New Teaching Tools on the World Wide Web

by Dean Savage Sociology, Queens College

Editor's note:

One of the things that is most attractive about the World Wide Web for faculty members and students is the increasing range and depth of materials which may be used in teaching. If the amount of useless or uninteresting material often appears at first to swamp the occasional useful finds, new users gradually come to discover truly useful resources. I would like to offer three examples here as evidence of what the Web can provide.

The Internet Poetry Archive at the University of North Carolina:

http://sunsite.unc.edu/dykki/poetry/home.html

This site features contemporary poets, with only two presented so far (Seamus Heaney, recent winner of the Nobel Prize for Literature and Czeslaw Milosz), but it gives an idea of what is possible. In addition to the text of selected poems, there are photos and biographical and bibliographical material. What makes the site, however, is the audio version of each poem, read by the poet. There are a number of archives of this type, and they will clearly enrich instruction in many courses. Online archives of other performances of works of art will serve the same function in many other fields.

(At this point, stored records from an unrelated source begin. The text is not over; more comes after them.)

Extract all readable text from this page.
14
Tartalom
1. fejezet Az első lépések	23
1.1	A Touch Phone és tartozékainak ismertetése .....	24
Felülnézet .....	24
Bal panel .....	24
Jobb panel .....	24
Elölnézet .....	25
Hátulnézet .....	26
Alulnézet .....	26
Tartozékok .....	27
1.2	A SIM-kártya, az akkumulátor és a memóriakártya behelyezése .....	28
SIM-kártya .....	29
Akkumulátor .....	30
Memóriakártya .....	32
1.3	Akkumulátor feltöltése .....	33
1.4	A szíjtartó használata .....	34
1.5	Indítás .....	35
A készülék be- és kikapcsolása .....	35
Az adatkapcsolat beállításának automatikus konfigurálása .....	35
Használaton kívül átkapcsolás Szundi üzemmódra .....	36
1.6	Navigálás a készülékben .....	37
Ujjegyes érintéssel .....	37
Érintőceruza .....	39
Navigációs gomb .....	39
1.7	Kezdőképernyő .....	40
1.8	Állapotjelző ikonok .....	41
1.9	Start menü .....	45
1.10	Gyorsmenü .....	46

University of California at San Diego data gateway:

http://ssdc.ucsd.edu

The staff at this site have assembled an excellent collection of information on social science data currently available on the Web, including census, economic time series, and public opinion poll data, as well as information on what the datasets contain. At some of the sites listed, you can select and run tables online; at others, you can download the datasets and examine them locally. Datasets which once required specialized mainframe access and skills are now becoming easily accessible over the Web.

The final example is the World Lecture Hall at the University of Texas:

http://www.utexas.edu/world/instruction

This is a collection of course materials posted by faculty members on a wide range of disciplines. Although the collection is uneven, in that some fields are heavily represented while others are virtually absent, it is an extremely interesting exercise to scan the contents. Many of the courses are simply syllabi, interesting to see for what and how much is assigned, but there is more. Some of the most interesting applications are interactive. Students in immunology are invited to run repeated interactive simulations to get enough data points to determine the likelihood that a process will work. At another site, students can do a simulation of the evolution of the universe. Students can log onto various sites and hear correct pronunciations of simple phrases in Japanese, Old English, Serbian, and Hindi, among others. Since one of my interests is data visualization, I was delighted to discover a course module online at Montana State University, complete with graphics examples; some of my students will be taking this module later this term.

How do these materials work in class? I am currently teaching a course called Social Science Research Using the Internet, and in one early session, I gave a summary of some of the things we would be doing in the course: examine census data by zipcode or assembly district; log onto the geographic information server at the University of Virginia to create and then download and print a map of any country in Virginia with rivers, streets, hospitals, schools, according to what the viewer wanted; and do data extracts on the fly from the American National Election Study at the University of Michigan. Enough for at least a couple of lab sessions, I thought.

Later on that afternoon, I went into the computer lab, and some of my students were still there. Four of them were logged onto various census servers, and another was printing maps of counties in Virginia. No one had found the ANES server, so luckily there was still something left for me to do. Not all students respond with such initiative, but reactions to the Web as a learning tool have been so favorable that the departmental computer lab has become crowded for much of the day.

As more networked "labs" become available, and as content and quality of interaction continue to improve, it seems likely that many of our traditional courses will be significantly enriched.